Trevor sat on the ground, fussing a bit with his pack and setting up a makeshift camp. He didn’t bother to ask if this was where I wanted to stay for the night or if I was ready to give up the search.

“You can make camp if you want. I’m not done searching. I can manage on my own.” He let me ahead by a few steps, keeping to himself as though it didn’t matter to him where I got off to before Trevor cleared his throat and any helpful twinge he’d given off earlier with Ethan, vanished.

“Not on your own. Bane wouldn’t like it.” Trevor didn’t bother to look up at me when I diverted my attention away from the woods and back to his half smile and newborn fire.

              “That’s not your choice or his to make.”

              “I think you’ll find it is, Miss Benoit,” Trevor said. He stopped fussing with the fire and threw a piece of kindling onto the growing flame. “He’s your client. And it’s him that gave us our instructions.”

              “Which I’m sure you’re all too eager to follow.”

              Trevor considered me for a moment, his eyes casting shadows that I hadn’t ever seen from him before. “Think what you will of me and my ilk, Jani, but Bane is set to be our leader. I may not like his,” Trevor moved his gaze down my body, then back up, “proclivities, but he’ll lead us one day. Even if I don’t respect the wizard, I’ll still honor the title he’ll soon hold.”

              “And the investment that title will make on the Cove,” Ethan said, slumping down next to Trevor. The pair exchanged a look that was both amused and somehow disrespectful. Hamill, it seemed, had caught it as well. He made some odd sound in the back of his throat, working that constant disapproval from his throat with a hard glare at both the wizards.

              Trevor, though, disregarded Ethan’s humor, shaking his head at his companion’s laughter. And when Ethan could garner no rise from me or Trevor, he abandoned his stake in the game and walked further from the fire.

              “He has a job to do too, you know.”

              Giving up the fight of continuing to search for the Elam, my curiosity led me to the flames, across the fire from the smug wizard who seemed too eager to tell me my place. I kept my gaze on the fire, letting its warmth and comfort bring me out of the irritation my companions kept stoking in me.

              “Ethan, I mean,” Trevor continued, moving closer, ducking his head to watch for Ethan’s attention. “He’s the last son of the Rivers coven. Cari is his only sister. It’s his place to set her into a family that will be a boon for strengthening the lines. You know that the oldest families have the strongest magic.”

              “That’s a theory, Trevor, that hasn’t been tested in centuries.”

              “Maybe, but it’s never failed.” He pulled a flask of something sharp and bitter that I smelled when he opened it from his jacket pocket and didn’t bother to offer me any. “Rivers, Grants, even some of the lesser covens with the oldest lines are typically the strongest. The hardest to contest.”

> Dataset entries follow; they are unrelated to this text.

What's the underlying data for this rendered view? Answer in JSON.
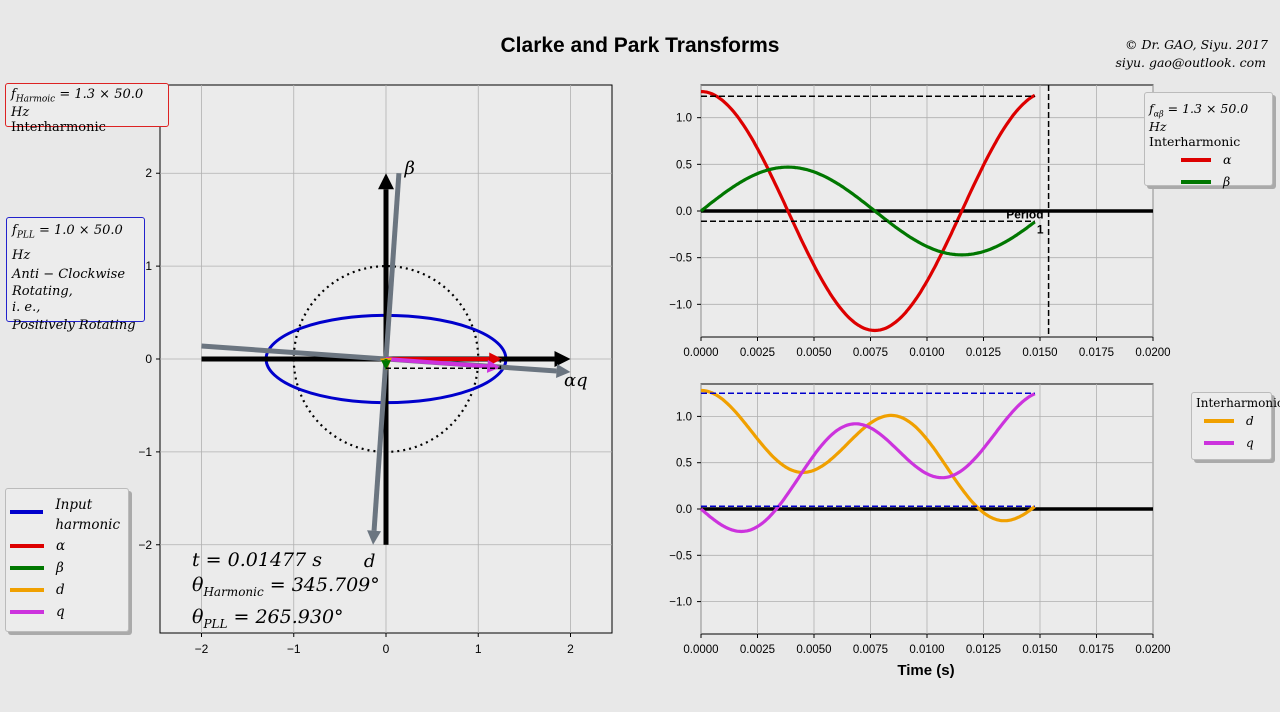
{
  "title": "Clarke and Park Transforms",
  "credit": {
    "line1": "© Dr. GAO,  Siyu. 2017",
    "line2": "siyu. gao@outlook. com"
  },
  "info_harmonic": {
    "line1": "f",
    "sub": "Harmoic",
    "rest": " =  1.3 × 50.0  Hz",
    "line2": "Interharmonic"
  },
  "info_pll": {
    "line1": "f",
    "sub": "PLL",
    "rest": " = 1.0 × 50.0  Hz",
    "lines": [
      "Anti − Clockwise",
      "Rotating,",
      "i. e.,",
      "Positively Rotating"
    ]
  },
  "phasor_legend": [
    {
      "label": "Input harmonic",
      "color": "#0000cc"
    },
    {
      "label": "α",
      "color": "#dd0000"
    },
    {
      "label": "β",
      "color": "#007700"
    },
    {
      "label": "d",
      "color": "#f0a000"
    },
    {
      "label": "q",
      "color": "#cc33dd"
    }
  ],
  "readouts": {
    "t": "t = 0.01477  s",
    "theta_h_pre": "θ",
    "theta_h_sub": "Harmonic",
    "theta_h_post": " = 345.709°",
    "theta_p_pre": "θ",
    "theta_p_sub": "PLL",
    "theta_p_post": " = 265.930°"
  },
  "top_legend": {
    "line1": "f",
    "sub": "αβ",
    "rest": " = 1.3 × 50.0  Hz",
    "title": "Interharmonic",
    "items": [
      {
        "label": "α",
        "color": "#dd0000"
      },
      {
        "label": "β",
        "color": "#007700"
      }
    ]
  },
  "bottom_legend": {
    "title": "Interharmonic",
    "items": [
      {
        "label": "d",
        "color": "#f0a000"
      },
      {
        "label": "q",
        "color": "#cc33dd"
      }
    ]
  },
  "period_label": "Period\n1",
  "x_axis_label": "Time (s)",
  "chart_data": [
    {
      "type": "line",
      "name": "phasor-plane",
      "xlim": [
        -2.45,
        2.45
      ],
      "ylim": [
        -2.95,
        2.95
      ],
      "xticks": [
        -2,
        -1,
        0,
        1,
        2
      ],
      "yticks": [
        -2,
        -1,
        0,
        1,
        2
      ],
      "grid": true,
      "ellipse": {
        "rx": 1.3,
        "ry": 0.47,
        "color": "#0000cc"
      },
      "unit_circle": {
        "r": 1.0,
        "style": "dotted"
      },
      "axes_labels": {
        "beta": "β",
        "alpha_q": "αq",
        "d": "d"
      },
      "vectors": [
        {
          "name": "alpha-axis",
          "from": [
            -2.0,
            0
          ],
          "to": [
            2.0,
            0
          ],
          "color": "#000000"
        },
        {
          "name": "beta-axis",
          "from": [
            0,
            -2.0
          ],
          "to": [
            0,
            2.0
          ],
          "color": "#000000"
        },
        {
          "name": "q-axis",
          "from": [
            -2.0,
            0.14
          ],
          "to": [
            2.0,
            -0.14
          ],
          "color": "#6b7580"
        },
        {
          "name": "d-axis",
          "from": [
            0.14,
            2.0
          ],
          "to": [
            -0.14,
            -2.0
          ],
          "color": "#6b7580"
        },
        {
          "name": "alpha-vector",
          "from": [
            0,
            0
          ],
          "to": [
            1.26,
            0
          ],
          "color": "#dd0000"
        },
        {
          "name": "q-vector",
          "from": [
            0,
            0
          ],
          "to": [
            1.24,
            -0.09
          ],
          "color": "#cc33dd"
        },
        {
          "name": "d-vector",
          "from": [
            0,
            0
          ],
          "to": [
            0.01,
            -0.12
          ],
          "color": "#f0a000"
        },
        {
          "name": "beta-vector",
          "from": [
            0,
            0
          ],
          "to": [
            0,
            -0.12
          ],
          "color": "#007700"
        }
      ]
    },
    {
      "type": "line",
      "name": "alpha-beta-time",
      "xlim": [
        0,
        0.02
      ],
      "ylim": [
        -1.35,
        1.35
      ],
      "xticks": [
        0.0,
        0.0025,
        0.005,
        0.0075,
        0.01,
        0.0125,
        0.015,
        0.0175,
        0.02
      ],
      "xticklabels": [
        "0.0000",
        "0.0025",
        "0.0050",
        "0.0075",
        "0.0100",
        "0.0125",
        "0.0150",
        "0.0175",
        "0.0200"
      ],
      "yticks": [
        -1.0,
        -0.5,
        0.0,
        0.5,
        1.0
      ],
      "yticklabels": [
        "−1.0",
        "−0.5",
        "0.0",
        "0.5",
        "1.0"
      ],
      "grid": true,
      "t_end": 0.01477,
      "series": [
        {
          "name": "α",
          "color": "#dd0000",
          "amplitude": 1.28,
          "freq": 65,
          "phase": "cos"
        },
        {
          "name": "β",
          "color": "#007700",
          "amplitude": 0.47,
          "freq": 65,
          "phase": "sin"
        }
      ],
      "guides": {
        "upper": 1.23,
        "lower": -0.11,
        "period_t": 0.01538
      }
    },
    {
      "type": "line",
      "name": "d-q-time",
      "xlim": [
        0,
        0.02
      ],
      "ylim": [
        -1.35,
        1.35
      ],
      "xticks": [
        0.0,
        0.0025,
        0.005,
        0.0075,
        0.01,
        0.0125,
        0.015,
        0.0175,
        0.02
      ],
      "xticklabels": [
        "0.0000",
        "0.0025",
        "0.0050",
        "0.0075",
        "0.0100",
        "0.0125",
        "0.0150",
        "0.0175",
        "0.0200"
      ],
      "yticks": [
        -1.0,
        -0.5,
        0.0,
        0.5,
        1.0
      ],
      "yticklabels": [
        "−1.0",
        "−0.5",
        "0.0",
        "0.5",
        "1.0"
      ],
      "grid": true,
      "t_end": 0.01477,
      "series": [
        {
          "name": "d",
          "color": "#f0a000"
        },
        {
          "name": "q",
          "color": "#cc33dd"
        }
      ],
      "guides": {
        "upper": 1.25,
        "lower": 0.03
      }
    }
  ]
}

              Trevor’s throat worked as he swallowed and my gaze caught on the movement of his long neck and that constant grin that never seemed too far from his mouth. Did he really think I was so basic? Did he really believe I knew nothing at all?

“What’s with the history lesson? You think I don’t know any of this? You think I’ve forgotten everything we were taught as kids?”

              “I think something keeps you present in my cousin’s head.” He pointed at me with that flask, shrugging when I refused his offer for a drink. “I don’t know what that is, don’t much care, Jani, but it’s still there. It hasn’t left as far as I can see.” Some stupid, hopeful expression must have pulled and twisted my features because Trevor’s frown deepened, hardened so that there was no humor on his face. “That’s not good.”

              “What? Bane thinking of me?”

              Trevor wrapped his arms around his knees, letting the flask dangle from his fingers as he stared into the fire. “Bane forgetting what he must become and with whom.”